Option traders pay $14.5M to settle SEC's allegations

By Michael P. Tremoglie | Jul 20, 2012

NEW YORK (Legal Newsline) - The Securities and Exchange Commission announced Tuesday that two options traders previously accused of short selling violations have agreed to pay more than $14.5 million to settle the case against them.

The SEC alleged that brothers Jeffrey and Robert Wolfson "engaged in naked short selling by failing to locate shares involved in short sales and failing to close out the resulting failures to deliver. SEC rules require short sellers to locate shares to borrow before selling them short, and they must purchase securities to close out their failures to deliver by a specified date."

According to the SEC, the Wolfsons made illegal naked short sales from July 2006 to July 2007. Jeffrey allegedly made illegal naked short sales while working as a broker-dealer and later as the principal trader at a Chicago-based brokerage firm that is no longer in business.

The SEC said Robert conducted illegal naked short sales while trading in an account at New York-based broker-dealer Golden Anchor Trading II LLC, which also was charged by the SEC and agreed to the settlement.

The Wolfsons made approximately $9.5 million in illegal profits from their naked short selling transactions, the SEC said. Jeffrey generated approximately $8.8 million and Robert, as well as Golden Anchor, made more than $700,000, the SEC said.

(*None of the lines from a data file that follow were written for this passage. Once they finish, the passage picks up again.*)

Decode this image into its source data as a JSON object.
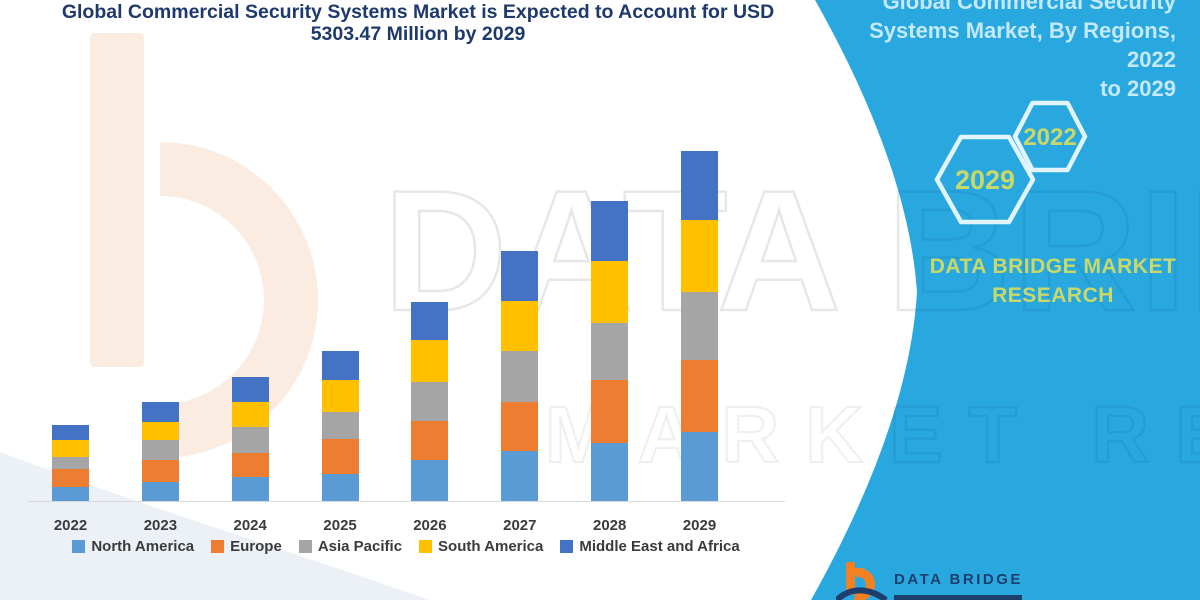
{
  "title": {
    "line1": "Global Commercial Security Systems Market is Expected to Account for USD",
    "line2": "5303.47 Million by 2029"
  },
  "chart_data": {
    "type": "bar",
    "stacked": true,
    "title": "Global Commercial Security Systems Market is Expected to Account for USD 5303.47 Million by 2029",
    "unit": "USD Million",
    "xlabel": "",
    "ylabel": "",
    "y_axis_visible": false,
    "grid": false,
    "legend_position": "bottom",
    "ylim": [
      0,
      5600
    ],
    "categories": [
      "2022",
      "2023",
      "2024",
      "2025",
      "2026",
      "2027",
      "2028",
      "2029"
    ],
    "series": [
      {
        "name": "North America",
        "color": "#5b9bd5",
        "values": [
          212,
          287,
          363,
          413,
          615,
          756,
          882,
          1043
        ]
      },
      {
        "name": "Europe",
        "color": "#ed7d31",
        "values": [
          278,
          328,
          367,
          520,
          594,
          741,
          943,
          1084
        ]
      },
      {
        "name": "Asia Pacific",
        "color": "#a5a5a5",
        "values": [
          175,
          302,
          389,
          413,
          590,
          771,
          871,
          1039
        ]
      },
      {
        "name": "South America",
        "color": "#ffc000",
        "values": [
          253,
          277,
          378,
          479,
          635,
          756,
          933,
          1084
        ]
      },
      {
        "name": "Middle East and Africa",
        "color": "#4472c4",
        "values": [
          227,
          302,
          378,
          443,
          579,
          756,
          907,
          1053.47
        ]
      }
    ],
    "totals": [
      1145,
      1496,
      1875,
      2268,
      3013,
      3780,
      4536,
      5303.47
    ]
  },
  "sidebar": {
    "title_lines": [
      "Global Commercial Security",
      "Systems Market, By Regions, 2022",
      "to 2029"
    ],
    "hexagons": [
      {
        "label": "2029"
      },
      {
        "label": "2022"
      }
    ],
    "brand_line1": "DATA BRIDGE MARKET",
    "brand_line2": "RESEARCH"
  },
  "footer_logo": {
    "text": "DATA BRIDGE"
  },
  "watermarks": {
    "row1": "DATA BRIDGE",
    "row2": "MARKET RESEARCH"
  },
  "colors": {
    "sidebar_teal": "#29a8e0",
    "title_navy": "#1e3a6c",
    "sidebar_text": "#c3e9fa",
    "brand_green": "#c9d867",
    "logo_orange": "#f5801f",
    "logo_navy": "#1c3f6e",
    "axis_label": "#3b3b3b",
    "axis_line": "#d9d9d9"
  }
}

"The Wolfsons attempted to game short-selling restrictions in order to win millions of dollars in illegal profits. This settlement deprives them of those profits and more," said Andrew Calamari, Acting Director of the SEC's New York Regional Office.

The Wolfsons and Golden Anchor settled without admitting or denying guilt. Jeffrey will pay $13,425,000, including a $2.5 million penalty in addition to disgorgement and prejudgment interest. Robert and Golden Anchor will pay $1.1 million in disgorgement, prejudgment interest and penalties.